Sialan. Luhan mengutuk dirinya dan segala mulit sialnya.

"Disana? Dimana... Ya tuhan. Aku tidak sengaja melakukannya. Dan itu bukan menyentuh namanya" rasanya Minseok itu benar-benar mirip anak gadis yang barusaja dituduh melakukan hal mesum. Padahal itu gurauan saja tidak perlu menjerit seperti itu kan?

"Astaga. Jangan berteriak seperti itu. Ah telingaku. Lagipula apa salahnya? Kau kan orang Korea bukankah kalian punya tradisi mandi bersama? Kurasa kau juga biasa melihat...

Belum sempat Luhan selesai berbicara wajahnya sudah kena pukul lagi oleh tangan Minseok. "Tidak sopan! Mulutmu itu suka sekali berbicara seperti itu. Jangan-jangan otakmu juga begitu"

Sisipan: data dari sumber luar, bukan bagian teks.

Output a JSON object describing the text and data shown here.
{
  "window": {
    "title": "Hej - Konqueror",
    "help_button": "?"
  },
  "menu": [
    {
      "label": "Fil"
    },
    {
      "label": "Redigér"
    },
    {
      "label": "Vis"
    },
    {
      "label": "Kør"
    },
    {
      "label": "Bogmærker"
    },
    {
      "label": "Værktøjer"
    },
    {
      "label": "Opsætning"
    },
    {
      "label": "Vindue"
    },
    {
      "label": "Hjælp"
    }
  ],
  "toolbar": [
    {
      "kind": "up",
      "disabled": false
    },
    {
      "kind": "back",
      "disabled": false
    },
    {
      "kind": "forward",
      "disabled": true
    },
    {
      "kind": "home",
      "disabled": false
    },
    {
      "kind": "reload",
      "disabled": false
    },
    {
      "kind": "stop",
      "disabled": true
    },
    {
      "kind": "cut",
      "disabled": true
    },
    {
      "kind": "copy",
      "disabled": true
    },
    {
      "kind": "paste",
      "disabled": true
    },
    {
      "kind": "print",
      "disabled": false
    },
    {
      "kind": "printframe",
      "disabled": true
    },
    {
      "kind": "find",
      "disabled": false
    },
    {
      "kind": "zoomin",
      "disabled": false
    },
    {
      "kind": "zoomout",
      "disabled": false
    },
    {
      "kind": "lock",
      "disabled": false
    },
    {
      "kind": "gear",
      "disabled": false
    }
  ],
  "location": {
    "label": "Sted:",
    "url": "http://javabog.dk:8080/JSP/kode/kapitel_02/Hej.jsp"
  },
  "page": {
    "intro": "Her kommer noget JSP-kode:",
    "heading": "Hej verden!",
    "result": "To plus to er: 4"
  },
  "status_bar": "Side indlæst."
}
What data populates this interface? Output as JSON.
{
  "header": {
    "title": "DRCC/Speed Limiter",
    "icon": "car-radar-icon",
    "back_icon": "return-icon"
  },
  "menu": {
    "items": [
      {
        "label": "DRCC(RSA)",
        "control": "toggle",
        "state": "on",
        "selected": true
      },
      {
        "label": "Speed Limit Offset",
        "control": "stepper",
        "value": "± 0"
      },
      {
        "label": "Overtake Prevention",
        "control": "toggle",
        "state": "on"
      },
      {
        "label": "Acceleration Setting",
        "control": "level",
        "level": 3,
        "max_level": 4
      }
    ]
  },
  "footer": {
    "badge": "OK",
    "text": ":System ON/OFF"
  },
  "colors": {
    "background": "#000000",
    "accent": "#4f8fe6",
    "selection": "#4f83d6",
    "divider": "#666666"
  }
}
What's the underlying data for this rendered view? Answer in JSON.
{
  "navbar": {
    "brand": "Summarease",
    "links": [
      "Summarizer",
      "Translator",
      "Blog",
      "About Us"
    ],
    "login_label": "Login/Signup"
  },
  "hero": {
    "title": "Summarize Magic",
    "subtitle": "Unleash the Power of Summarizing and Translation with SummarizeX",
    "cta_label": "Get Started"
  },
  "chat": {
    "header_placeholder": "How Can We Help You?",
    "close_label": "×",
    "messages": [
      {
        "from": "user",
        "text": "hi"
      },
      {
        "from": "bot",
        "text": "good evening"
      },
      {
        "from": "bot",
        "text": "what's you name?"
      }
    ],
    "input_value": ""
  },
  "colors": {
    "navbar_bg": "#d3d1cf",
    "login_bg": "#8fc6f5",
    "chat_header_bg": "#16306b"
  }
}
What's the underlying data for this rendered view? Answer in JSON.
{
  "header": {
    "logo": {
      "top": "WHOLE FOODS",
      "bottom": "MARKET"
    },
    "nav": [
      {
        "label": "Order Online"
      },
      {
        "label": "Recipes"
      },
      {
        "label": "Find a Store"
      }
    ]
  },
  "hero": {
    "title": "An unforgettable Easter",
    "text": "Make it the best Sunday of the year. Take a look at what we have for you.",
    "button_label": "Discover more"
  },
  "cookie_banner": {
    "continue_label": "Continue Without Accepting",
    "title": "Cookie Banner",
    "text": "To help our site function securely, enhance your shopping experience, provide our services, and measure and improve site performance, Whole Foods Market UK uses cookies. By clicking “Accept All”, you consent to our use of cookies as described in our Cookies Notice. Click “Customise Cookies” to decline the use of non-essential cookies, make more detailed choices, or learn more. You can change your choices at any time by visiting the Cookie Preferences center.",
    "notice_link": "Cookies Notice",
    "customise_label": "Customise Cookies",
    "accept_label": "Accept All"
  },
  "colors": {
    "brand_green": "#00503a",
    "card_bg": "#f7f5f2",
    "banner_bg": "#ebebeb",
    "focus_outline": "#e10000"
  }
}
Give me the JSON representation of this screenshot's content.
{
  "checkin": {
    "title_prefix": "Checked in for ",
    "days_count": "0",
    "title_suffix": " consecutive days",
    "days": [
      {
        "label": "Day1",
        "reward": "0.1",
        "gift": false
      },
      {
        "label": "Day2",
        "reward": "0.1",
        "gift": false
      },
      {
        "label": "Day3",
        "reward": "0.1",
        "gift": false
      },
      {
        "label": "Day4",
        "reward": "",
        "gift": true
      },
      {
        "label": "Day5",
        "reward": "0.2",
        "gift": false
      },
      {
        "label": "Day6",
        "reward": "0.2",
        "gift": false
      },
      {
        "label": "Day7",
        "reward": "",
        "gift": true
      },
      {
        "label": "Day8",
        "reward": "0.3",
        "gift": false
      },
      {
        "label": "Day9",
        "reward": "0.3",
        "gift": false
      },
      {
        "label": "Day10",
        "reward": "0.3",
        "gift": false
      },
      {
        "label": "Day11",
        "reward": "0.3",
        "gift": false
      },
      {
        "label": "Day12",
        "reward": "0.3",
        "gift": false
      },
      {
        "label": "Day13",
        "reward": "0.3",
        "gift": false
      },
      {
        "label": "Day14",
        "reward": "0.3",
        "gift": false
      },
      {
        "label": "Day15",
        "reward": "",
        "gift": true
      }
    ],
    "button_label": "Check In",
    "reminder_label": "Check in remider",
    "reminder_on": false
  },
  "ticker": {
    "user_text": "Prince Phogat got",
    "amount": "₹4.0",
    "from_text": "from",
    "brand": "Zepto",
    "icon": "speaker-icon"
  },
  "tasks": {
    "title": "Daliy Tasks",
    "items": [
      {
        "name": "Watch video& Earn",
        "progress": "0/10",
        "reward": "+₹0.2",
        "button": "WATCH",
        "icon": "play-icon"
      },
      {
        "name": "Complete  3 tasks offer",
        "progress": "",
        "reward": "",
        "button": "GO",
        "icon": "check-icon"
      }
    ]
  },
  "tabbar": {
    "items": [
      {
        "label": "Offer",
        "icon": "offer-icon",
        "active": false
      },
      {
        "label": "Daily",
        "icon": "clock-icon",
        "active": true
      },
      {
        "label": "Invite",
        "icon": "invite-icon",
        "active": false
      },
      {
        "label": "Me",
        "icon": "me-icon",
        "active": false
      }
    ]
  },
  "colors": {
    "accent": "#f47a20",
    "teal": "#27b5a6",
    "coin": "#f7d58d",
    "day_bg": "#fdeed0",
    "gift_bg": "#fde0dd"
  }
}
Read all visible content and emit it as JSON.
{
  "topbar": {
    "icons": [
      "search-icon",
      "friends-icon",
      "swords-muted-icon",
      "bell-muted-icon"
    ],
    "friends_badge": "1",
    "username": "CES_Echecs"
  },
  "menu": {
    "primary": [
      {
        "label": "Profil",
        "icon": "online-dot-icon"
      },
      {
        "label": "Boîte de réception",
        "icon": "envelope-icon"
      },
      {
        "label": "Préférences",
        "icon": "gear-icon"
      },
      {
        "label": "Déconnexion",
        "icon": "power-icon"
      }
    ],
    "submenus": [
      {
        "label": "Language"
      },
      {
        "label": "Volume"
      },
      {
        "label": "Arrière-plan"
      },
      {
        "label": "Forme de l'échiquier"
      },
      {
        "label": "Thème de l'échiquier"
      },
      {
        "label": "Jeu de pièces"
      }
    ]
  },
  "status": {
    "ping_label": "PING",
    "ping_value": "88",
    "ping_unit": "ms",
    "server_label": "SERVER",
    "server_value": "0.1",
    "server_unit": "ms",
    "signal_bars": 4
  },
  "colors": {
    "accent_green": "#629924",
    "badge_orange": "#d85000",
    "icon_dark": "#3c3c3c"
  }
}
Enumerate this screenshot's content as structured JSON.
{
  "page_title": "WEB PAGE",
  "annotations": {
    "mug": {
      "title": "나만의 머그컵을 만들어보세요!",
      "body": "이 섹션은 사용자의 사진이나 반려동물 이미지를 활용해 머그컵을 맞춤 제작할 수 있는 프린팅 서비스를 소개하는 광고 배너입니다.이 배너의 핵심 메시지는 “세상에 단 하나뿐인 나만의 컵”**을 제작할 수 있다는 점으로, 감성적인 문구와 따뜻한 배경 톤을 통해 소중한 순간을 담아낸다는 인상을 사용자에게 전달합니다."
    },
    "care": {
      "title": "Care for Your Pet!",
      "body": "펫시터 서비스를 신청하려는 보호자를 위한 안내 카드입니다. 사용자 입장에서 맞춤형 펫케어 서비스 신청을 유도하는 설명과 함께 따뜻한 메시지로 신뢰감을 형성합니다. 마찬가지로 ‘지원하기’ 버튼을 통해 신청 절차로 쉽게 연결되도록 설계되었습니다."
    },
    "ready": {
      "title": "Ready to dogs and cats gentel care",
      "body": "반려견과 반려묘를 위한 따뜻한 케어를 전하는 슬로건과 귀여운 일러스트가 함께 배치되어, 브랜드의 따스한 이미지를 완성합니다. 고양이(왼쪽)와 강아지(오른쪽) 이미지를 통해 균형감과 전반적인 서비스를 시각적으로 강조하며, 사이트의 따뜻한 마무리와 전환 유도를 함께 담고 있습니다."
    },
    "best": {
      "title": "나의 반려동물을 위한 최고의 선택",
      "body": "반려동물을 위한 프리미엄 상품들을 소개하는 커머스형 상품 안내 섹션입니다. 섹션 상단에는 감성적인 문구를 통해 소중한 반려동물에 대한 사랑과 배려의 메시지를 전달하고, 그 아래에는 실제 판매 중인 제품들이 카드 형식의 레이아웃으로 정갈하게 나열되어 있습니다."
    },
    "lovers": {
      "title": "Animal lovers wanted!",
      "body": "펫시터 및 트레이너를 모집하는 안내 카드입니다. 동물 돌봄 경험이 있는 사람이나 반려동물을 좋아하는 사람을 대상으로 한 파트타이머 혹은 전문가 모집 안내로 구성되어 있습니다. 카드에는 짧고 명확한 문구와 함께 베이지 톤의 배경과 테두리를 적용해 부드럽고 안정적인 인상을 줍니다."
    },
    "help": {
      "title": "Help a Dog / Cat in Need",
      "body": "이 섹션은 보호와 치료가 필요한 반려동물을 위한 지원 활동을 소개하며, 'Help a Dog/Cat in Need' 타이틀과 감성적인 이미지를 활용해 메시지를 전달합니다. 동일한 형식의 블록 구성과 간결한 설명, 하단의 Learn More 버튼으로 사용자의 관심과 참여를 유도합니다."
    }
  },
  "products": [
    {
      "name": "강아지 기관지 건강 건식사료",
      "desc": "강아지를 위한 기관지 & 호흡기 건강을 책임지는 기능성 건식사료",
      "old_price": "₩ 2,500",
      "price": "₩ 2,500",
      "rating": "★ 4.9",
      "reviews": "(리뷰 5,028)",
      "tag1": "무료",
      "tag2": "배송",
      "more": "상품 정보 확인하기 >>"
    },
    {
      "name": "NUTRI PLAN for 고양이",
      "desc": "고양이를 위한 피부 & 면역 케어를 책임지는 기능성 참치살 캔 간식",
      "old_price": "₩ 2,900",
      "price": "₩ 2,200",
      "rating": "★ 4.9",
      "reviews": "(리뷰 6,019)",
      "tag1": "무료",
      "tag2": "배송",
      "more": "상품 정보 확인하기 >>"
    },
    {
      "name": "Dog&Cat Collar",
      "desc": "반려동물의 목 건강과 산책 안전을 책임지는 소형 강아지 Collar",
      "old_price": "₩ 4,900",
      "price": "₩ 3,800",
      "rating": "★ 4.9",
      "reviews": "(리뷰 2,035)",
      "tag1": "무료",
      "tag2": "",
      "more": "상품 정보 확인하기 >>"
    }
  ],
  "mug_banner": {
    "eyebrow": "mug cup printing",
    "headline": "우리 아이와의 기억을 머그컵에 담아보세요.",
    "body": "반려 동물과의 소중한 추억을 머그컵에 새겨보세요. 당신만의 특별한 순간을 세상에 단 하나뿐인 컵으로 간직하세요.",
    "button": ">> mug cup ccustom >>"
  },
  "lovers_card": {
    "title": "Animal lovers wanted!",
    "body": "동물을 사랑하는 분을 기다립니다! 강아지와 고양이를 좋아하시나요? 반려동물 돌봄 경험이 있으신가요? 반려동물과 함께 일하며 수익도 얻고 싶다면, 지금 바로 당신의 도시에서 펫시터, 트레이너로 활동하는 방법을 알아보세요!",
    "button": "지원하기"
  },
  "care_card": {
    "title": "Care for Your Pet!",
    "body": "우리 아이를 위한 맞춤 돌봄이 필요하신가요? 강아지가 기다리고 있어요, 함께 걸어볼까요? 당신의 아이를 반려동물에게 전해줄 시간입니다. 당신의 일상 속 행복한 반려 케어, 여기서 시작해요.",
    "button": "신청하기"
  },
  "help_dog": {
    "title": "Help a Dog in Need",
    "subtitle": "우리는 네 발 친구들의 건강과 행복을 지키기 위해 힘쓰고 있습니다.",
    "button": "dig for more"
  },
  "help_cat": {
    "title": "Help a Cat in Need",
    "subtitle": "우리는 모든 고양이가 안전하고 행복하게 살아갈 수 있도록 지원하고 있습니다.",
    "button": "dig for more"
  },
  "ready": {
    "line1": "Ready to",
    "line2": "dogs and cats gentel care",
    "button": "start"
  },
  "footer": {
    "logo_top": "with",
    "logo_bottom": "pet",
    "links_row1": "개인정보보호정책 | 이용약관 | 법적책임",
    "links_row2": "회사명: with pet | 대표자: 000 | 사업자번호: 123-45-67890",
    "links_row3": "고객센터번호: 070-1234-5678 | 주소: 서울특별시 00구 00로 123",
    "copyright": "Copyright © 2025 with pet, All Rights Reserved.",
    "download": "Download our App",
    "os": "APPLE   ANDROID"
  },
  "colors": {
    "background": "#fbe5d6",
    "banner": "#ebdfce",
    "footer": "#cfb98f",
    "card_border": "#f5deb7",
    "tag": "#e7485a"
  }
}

"Aku tidak percaya kau sakit semalam. Yeah. Tubuhku pasti banyak yang memar" keluh Luhan dramatis. Tapi Minseok tidak terlihat peduli dia biasa saja hingga keduanya tertawa bersama lagi. Seperti dua anak kecil yang baru selesai bermain.

Luhan kecil tertawa terbahak-bahak. Padahal dia baru saja jatuh dari atas ranjang susunnya dan menimbulkan bunyi gedebug keras mengagetkan penghuni lainnya yang sedang membaca buku.

Ia lalu mengabaikan rasa sakitnya karena tangan kecil lain menariknya dan menyuruh ia berbaring bersebelahan dengannya. "Tidurlah disampingku saja" begitu katanya kemudian ia ditanyai apa yang sedang dilakukannya hingga jatuh.

Luhan kecil sendiri tidak tahu dia hanya inhin mencoba menjadi superhero tapi berakhir malang dengan jatuh. "Kalau badanmu sakit nanti malam katakan padaku ya. Aku akan merawatmu" katanya pada Luhan yang di angguki bocah itu dengan antusias.

"Minggsok-ah"

"Hmm?"

"Kalau badanmu sakit nanti malam. Katakan padaku ya. Aku akan merawatmu"

.

.

Jeng jeng jeng. Welcome back Xiuminnie. Uri fake maknae. Our fairy. My little snow. My king, my everything. Hehe. Aku balik lagi. Apa kabar semua. Ini untuk 12.12 EXO-L yang menyenangkan sekalian menyambut Chanyeol yang akhirnya muncul kembali. Sekali lagi selamat datang untuk Xiumin dati militernya. Semoga kita bisa ketemu ya. Hehe.